Twenty-Two Warnings

Publication
Article
Pharmaceutical TechnologyPharmaceutical Technology-02-02-2007
Volume 31
Issue 2

We, the people who make drugs, are extraordinarily good at what we do.

During the too-quiet week between Christmas and New Year's Day, I did a back-of-the-envelope analysis of Warning Letters issued by the US Food and Drug Administration during 2006. I devoted a couple of hours that dislocated week to downloading and categorizing the 455 Warning Letters with which the Agency gladdened the preceding year.

Douglas McCormick

I'm sure that many people celebrated the holidays by doing the same.

Now, making that tally was not exactly a matter of clicking a mouse and getting a cross-tabulation. The agency's online database assigns each letter a subject, but there's little consistency from letter to letter. To take a fundamental example, the letters refer variously to "current good manufacturing practice," "current good manufacturing practices," "good manufacturing practice," "good manufacturing practices," "CGMP," and "GMP." A letter to device manufacturers, for example, might be captioned simply "GMP/Adulterated." Or it might refer to the "Quality System Regulation" or "QSR" or the "Reporting Requirements."

All in all, the 455 admonitions carry 157 distinct subject classifications, most of them merely minor variations.

What this exercise revealed (in addition to my urgent personal need for counseling and a rewarding hobby) is that we—the people who actually make pharmaceuticals—are extraordinarily good at what we do.

FDA's 455 Warnings cover a wide cross-section of US manufacturing. One way or another, FDA regulates about a quarter of the country's economy—anything that's swallowed, injected, inhaled, or spread on the skin.

In the final analysis, just 22 of these Warnings concerned the manufacture of human pharmaceuticals: Fourteen were issued for CGMP violations in finished pharmaceuticals. Four went to API producers. Three to medical gas suppliers. And one for a biologic. (Fourteen more Warnings went out to compounding pharmacies, as the Agency continued its campaign to bring them under GMP control, but that's a story for another time.)

As anyone who has been on the receiving end can attest, even one Warning is about three too many. But compare the 18 Warnings for drug products and substances with the 37 letters sent to investigators, institutional review boards, and laboratories for clinical-trials missteps. Or consider 80-plus Warnings issued to medical device makers. Or those earned by drug marketers for making false and misleading claims or selling unapproved products. Or the 170 or so Warnings sent to various links in the food chain, from makers of medicated feeds to dairymen to seafood processors.

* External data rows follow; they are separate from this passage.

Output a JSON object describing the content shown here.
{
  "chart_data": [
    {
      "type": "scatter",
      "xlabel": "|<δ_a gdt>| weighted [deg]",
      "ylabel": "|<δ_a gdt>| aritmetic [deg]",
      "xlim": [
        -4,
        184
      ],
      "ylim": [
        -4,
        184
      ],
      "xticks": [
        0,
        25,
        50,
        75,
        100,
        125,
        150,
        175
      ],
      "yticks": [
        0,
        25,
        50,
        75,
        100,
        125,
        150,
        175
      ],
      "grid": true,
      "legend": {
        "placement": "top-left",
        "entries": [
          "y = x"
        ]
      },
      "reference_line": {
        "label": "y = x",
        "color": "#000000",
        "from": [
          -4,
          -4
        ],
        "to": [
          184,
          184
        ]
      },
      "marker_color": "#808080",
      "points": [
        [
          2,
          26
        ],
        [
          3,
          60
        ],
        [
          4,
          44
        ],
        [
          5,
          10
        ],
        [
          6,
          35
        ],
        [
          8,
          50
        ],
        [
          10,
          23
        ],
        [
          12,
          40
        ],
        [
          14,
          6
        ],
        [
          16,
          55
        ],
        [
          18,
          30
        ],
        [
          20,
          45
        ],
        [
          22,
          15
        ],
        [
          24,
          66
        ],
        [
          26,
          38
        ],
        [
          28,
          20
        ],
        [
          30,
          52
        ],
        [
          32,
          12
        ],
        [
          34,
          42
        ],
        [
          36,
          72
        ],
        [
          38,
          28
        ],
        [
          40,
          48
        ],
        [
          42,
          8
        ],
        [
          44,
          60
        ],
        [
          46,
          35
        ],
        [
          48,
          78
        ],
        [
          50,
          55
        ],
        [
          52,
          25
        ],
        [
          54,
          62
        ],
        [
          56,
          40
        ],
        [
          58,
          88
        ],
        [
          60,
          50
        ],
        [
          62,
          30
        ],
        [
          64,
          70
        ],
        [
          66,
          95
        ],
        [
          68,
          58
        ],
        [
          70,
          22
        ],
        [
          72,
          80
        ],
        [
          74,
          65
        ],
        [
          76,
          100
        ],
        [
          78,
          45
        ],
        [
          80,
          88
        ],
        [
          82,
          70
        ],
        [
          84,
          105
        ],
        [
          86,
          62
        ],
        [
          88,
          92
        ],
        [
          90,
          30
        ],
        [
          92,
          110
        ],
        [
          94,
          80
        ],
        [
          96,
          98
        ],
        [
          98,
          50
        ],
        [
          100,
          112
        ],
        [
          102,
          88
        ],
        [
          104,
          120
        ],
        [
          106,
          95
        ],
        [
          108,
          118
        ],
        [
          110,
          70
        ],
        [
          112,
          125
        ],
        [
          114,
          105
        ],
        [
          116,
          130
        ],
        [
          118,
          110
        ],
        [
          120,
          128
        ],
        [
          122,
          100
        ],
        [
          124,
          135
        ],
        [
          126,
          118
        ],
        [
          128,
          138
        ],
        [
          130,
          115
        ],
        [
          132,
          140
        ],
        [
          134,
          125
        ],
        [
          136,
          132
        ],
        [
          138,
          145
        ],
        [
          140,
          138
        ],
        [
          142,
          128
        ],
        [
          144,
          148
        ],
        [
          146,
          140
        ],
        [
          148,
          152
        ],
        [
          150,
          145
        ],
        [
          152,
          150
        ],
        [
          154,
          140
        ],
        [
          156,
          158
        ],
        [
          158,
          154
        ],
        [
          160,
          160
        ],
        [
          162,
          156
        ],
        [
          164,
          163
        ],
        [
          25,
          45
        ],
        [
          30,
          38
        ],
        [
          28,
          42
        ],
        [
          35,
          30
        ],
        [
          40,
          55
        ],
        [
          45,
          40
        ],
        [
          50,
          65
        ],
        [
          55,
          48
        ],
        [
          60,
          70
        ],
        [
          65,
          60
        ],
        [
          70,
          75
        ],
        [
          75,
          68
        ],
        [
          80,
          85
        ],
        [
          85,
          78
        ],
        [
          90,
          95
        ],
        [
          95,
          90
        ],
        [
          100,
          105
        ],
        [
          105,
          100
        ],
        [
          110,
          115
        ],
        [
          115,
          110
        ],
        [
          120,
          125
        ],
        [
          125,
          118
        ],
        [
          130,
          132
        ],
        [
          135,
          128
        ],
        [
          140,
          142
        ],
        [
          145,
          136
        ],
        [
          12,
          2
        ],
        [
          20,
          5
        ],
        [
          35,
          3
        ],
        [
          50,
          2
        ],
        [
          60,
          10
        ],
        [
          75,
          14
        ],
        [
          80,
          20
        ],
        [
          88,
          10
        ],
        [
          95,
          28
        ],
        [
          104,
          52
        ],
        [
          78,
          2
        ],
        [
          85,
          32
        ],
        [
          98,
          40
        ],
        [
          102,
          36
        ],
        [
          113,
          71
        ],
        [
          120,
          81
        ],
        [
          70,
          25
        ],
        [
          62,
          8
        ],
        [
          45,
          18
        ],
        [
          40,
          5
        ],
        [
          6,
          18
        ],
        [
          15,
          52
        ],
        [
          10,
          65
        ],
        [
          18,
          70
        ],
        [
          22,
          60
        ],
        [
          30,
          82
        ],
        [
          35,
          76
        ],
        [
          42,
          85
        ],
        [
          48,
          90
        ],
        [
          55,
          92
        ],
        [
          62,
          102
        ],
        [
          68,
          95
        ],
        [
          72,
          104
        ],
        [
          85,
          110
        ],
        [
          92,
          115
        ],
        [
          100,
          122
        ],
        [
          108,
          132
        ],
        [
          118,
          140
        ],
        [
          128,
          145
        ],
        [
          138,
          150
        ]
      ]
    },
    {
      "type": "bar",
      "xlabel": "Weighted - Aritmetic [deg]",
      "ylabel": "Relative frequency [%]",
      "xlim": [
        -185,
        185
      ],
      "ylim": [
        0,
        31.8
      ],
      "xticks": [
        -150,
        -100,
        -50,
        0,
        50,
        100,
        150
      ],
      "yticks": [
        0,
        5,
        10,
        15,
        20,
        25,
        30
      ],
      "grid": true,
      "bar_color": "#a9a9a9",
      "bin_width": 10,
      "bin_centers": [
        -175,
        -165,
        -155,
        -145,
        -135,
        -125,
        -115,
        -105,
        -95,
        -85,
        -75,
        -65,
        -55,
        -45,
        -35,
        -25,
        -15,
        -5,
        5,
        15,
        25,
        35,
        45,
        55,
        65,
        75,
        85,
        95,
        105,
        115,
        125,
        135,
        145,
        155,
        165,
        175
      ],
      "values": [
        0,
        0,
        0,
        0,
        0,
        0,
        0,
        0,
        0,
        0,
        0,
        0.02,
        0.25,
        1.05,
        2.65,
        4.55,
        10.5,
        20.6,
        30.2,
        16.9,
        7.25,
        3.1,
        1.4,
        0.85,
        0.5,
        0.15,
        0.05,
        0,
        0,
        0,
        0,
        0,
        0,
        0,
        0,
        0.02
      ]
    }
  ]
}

Our industry manufactures billions of doses of medication each year. The Center for Drug Evaluation and Research's list of registered manufacturing facilities runs to more than 11,000 entries. The scope of the activity is mind boggling. Yet we seem to pull it off with greater consistency and integrity than any other sector FDA regulates.

The disparity between the manufacturing and marketing sides of our own industry is particularly interesting. In manufacturing, we have clearly cultivated a culture of quality—though we equally clearly have far to go. It's not that we're unimaginative or uncreative. Rather, we can see only too clearly what will happen to our customers—our patients—if we cross over the limits, no matter how tempting it might be.

Look at the damage done to our industry by pitchmen shading the facts for marketing advantage. Then look at the record on the manufacturing side. It's hard not to feel that the culture of quality is the culture that matters.